■尼崎の「深正院」 家老・玄蕃批判で生まれた物語
ホラー映画と思うなかれ。兵庫県尼崎市の阪神電鉄大物駅に近い深正院の境内には、呪いの井戸がある。
怨霊の名は、お菊。
江戸中期の元禄年間のことだ。尼崎城主青山家の家老は、女中のお菊に想いをかけていた。それを知った妻は嫉妬心から給仕の飯へ縫い針を入れる。食べる寸前に気付いた家老は激怒。「自分を殺そうとした」とお菊を井戸に投げ込んだ。
すると祟りなのか、家老家は途絶えて、屋敷跡には寺が建立された。さらに100年後にお菊と同じく、女性が後ろ手に縛られた姿の怪しい虫が大発生する。
-と、ここまで書けば、気付く人は多いだろう。そう。「1枚、2枚…」で知られる皿屋敷伝説とよく似たストーリー構成になっているのだ。
尼崎市歴史博物館の河野未央さん(46)は、物語の舞台設定上、伝承の寺は深正院で、家老は実在した「貴田玄蕃」であるのは、ほぼ確実とする。しかし家が滅びたという史実はなく、玄蕃が悪家老だったかというと、そうでもないらしい。
尼崎には玄番北之町や玄番南之町の地名が残る。それらは玄蕃が青山家に請われて筆頭家老となり、お堀の整備などを成し遂げた功績が基になっている。

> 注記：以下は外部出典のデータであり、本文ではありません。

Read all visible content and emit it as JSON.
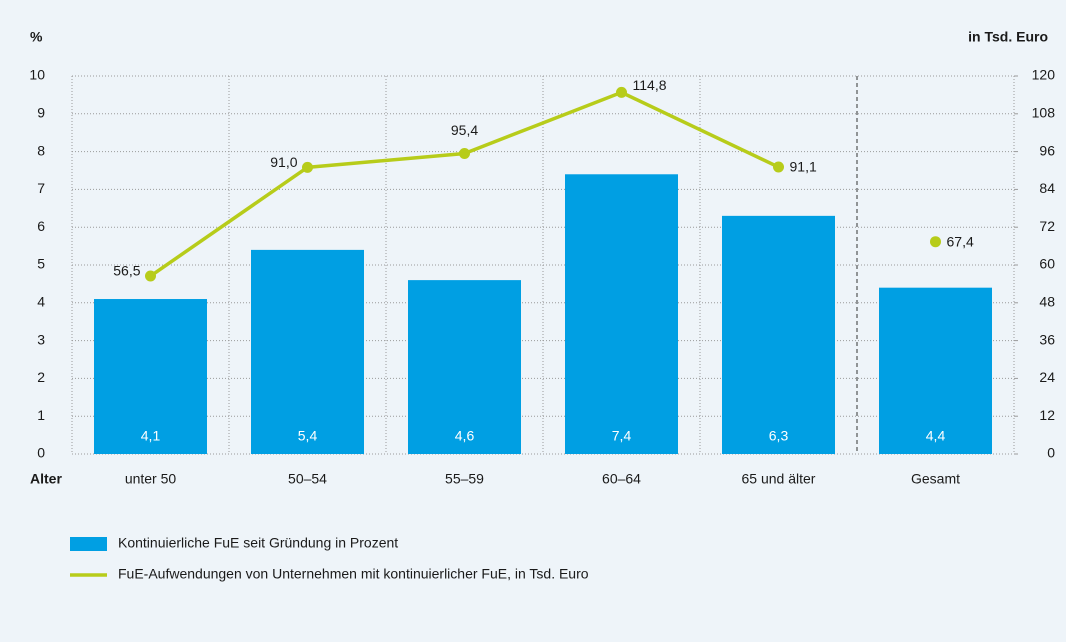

「玄蕃は熊本の藩から、いわばヘッドハンティングされた人物です。尼崎では好待遇をねたまれ、藩政に不満を持つ民衆もいておかしくない。そこから、玄蕃批判の物語が生まれたのではないでしょうか」
確かに「喜多玄蕃」などと漢字だけ変えて揶揄される文献があるのも事実だ。
その上で別の識者は、「播州皿屋敷」が下地となった可能性を指摘する。姫路の悪家老「青山鉄山」は浄瑠璃作品での実在しない人物だが、それが尼崎では城主の青山に連想され、似た伝承ができたという説だ。
屋敷に勤めた女性が主家にいじめ殺されるのは、現代で言えばまさにパワハラの極み。しかし、それが悪意のこもった作り話だとしたら…。深正院の井戸をのぞくと、怪談とは別の「怖い話」も見えてくる。
冒頭の「お菊に似た虫」がジャコウアゲハのサナギなのは、よく知られた話。藤野芳雄住職は「昔は井戸にお菊虫がたくさんいたと聞いています」と笑った。(池田大介)
【メモ】伊藤篤氏著「日本の皿屋敷伝説」によると、皿屋敷に似た伝承は岩手県から鹿児島県まで全国48カ所に伝わる。「元祖」は不明だが、出版物や演劇を通して広がったとみられる。「お菊虫」の大発生は記録にもあり、伝播に影響したとの見方も。尼崎の伝承は江戸後期の町奉行・根岸鎮衛(やすもり)の雑話集「耳袋」、文人・大田南畝(なんぽ)の「石楠堂随筆」などに見られる。